Snowpiercer: The Complete First Season arrives on Blu-Ray with a gorgeous AVC encoded 1080p transfer in its original 1:78:1. This is a step up from the broadcast and streaming versions of the show, as the disc provides a more consistent and stable image. The color palette tends to be more cold and steely to match the dystopian setting, but certain locations in the upper-class cars display some magical instances of beautiful colors popping off the screen. The levels of detail this presentation is able to eek out is quite striking, as all of the subtle details in the production design are easily identifiable. Black levels are appropriately deep and give way to a nice amount of detail in shadows. The bright whites do not fall victim to any blooming in this presentation. Skin tones appear very natural across the entire cast. There are no egregious instances of aliasing or compression artifacts detectable here.

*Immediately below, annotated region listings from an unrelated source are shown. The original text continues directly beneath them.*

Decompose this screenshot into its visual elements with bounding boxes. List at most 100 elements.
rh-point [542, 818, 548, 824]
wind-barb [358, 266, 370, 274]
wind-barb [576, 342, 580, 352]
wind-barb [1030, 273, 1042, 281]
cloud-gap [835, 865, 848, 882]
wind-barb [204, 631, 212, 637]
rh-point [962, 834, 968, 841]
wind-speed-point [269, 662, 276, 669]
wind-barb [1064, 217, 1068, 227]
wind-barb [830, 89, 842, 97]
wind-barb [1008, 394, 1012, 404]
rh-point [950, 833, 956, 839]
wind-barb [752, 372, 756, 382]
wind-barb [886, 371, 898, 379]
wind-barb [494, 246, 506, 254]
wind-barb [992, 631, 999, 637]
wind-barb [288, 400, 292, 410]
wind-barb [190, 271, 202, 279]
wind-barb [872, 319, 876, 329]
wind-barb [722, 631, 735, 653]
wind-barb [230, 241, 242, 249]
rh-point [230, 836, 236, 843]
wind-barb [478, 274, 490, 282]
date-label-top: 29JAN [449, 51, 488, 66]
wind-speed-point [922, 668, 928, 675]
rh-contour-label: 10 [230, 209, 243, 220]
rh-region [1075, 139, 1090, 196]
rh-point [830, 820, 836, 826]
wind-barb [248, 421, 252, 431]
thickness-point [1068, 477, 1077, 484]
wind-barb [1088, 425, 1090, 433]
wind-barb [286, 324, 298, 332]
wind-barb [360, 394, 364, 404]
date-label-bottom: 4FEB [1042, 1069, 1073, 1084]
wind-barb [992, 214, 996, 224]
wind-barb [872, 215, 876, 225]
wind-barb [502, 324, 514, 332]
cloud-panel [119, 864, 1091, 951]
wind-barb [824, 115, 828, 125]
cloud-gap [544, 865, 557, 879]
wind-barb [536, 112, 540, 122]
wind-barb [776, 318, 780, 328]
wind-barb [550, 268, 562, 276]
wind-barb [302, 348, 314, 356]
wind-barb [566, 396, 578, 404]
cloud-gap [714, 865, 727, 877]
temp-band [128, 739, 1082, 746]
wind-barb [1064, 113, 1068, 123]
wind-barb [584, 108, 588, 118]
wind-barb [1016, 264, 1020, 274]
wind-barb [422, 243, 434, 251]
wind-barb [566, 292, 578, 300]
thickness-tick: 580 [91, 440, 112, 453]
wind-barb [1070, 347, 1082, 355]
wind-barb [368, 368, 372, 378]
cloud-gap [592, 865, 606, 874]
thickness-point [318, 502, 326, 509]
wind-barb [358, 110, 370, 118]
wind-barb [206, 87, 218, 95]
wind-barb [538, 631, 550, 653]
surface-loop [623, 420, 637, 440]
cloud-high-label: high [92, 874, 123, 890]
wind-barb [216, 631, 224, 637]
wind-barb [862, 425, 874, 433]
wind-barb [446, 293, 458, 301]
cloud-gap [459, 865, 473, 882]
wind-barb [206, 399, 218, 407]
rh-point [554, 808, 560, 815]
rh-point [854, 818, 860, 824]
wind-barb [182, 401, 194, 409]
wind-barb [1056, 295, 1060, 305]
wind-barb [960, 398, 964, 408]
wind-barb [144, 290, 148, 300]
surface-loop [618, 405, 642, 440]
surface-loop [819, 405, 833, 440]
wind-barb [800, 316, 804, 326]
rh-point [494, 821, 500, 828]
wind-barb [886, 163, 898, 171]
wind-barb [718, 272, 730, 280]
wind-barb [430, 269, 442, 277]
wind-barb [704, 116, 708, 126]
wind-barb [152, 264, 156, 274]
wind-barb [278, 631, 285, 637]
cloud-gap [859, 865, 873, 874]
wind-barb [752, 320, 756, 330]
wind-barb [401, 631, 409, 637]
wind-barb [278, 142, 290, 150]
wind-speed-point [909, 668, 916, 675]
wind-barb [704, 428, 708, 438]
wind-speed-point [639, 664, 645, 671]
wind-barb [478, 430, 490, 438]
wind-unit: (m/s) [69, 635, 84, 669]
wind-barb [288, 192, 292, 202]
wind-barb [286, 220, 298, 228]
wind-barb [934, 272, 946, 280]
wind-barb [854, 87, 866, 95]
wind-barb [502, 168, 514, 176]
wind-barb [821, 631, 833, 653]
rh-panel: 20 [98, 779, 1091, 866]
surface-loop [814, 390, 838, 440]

The Blu-Ray is quite stunning as it showcases the cinematic feel of the season to great effect. 

Audio Quality

This Blu-Ray comes with a pleasingly active DTS-HD 5.1 Master Audio track that creates a fully fleshed-out world within this train. One of the standout aspects of this show is the amazing score from Bear McCreary. His work perfectly sets the tone for the story, and it creates a nicely enveloping soundscape that draws you further into the show. Dialogue always comes through crisp and clear without being stepped on by the score or any sound effects. More kinetic moments are given the appropriate power in the mix with a forceful showing in the low end. Ambient sounds are also precisely placed in the rear channels. The track handles panning effects around the room really well so that everything sounds natural to the world. The audio presentation here is fantastic on all levels.

Special Features

  • Overview: A three-minute promotional piece that functions like a trailer interspersed with interviews from the cast and crew discussing the world and themes of the series. 
  • Class Warfare: A three-minute featurette which takes a closer look at the class system aboard Snowpiercer and how that plays out throughout the series. Nothing too in-depth, but there are some decent insights from the participants. 
  • Jennifer & Daveed Behind-the-Scenes Interview: A two-minute interview with the stars of the show in which they briefly discuss their characters and their place within the show. 
  • The Train: A six-minute featurette that takes you through some of the various locations on the train from the engine room to the tail. This is one of the more interesting supplements in the package. 
  • Behind the Curtain – Art of the Frozen World: A four-minute look at the sets, physical effects, visual effects, the costumes and more elements that comprise this world. 


Final Thoughts

The idea of a Snowpiercer television show seemed like a poor decision when it was first announced, but the series has proven to be something of surprise with how much it has come to entertain. The first half of the season starts a bit rocky, but the series really starts to pick up in the latter half as it finds its identity. With a strong cast, inventive production design and stylish direction, the series brings a lot to the table to appreciate. Warner Bros. Home Entertainment has brought the first season to Blu-Ray with a top-notch A/V presentation and a few bite-sized special features. If you are willing to view the series as its own beast separate from the film, you should find it to be a pretty compelling narrative. Recommended 

Snowpiercer: The Complete First Season is currently available to purchase on Blu-Ray and DVD. 

Note: Images presented in this review are not reflective of the image quality of the Blu-Ray.

Disclaimer: Warner Bros. Home Entertainment has supplied a copy of this disc free of charge for review purposes. All opinions in this review are the honest reactions of the author.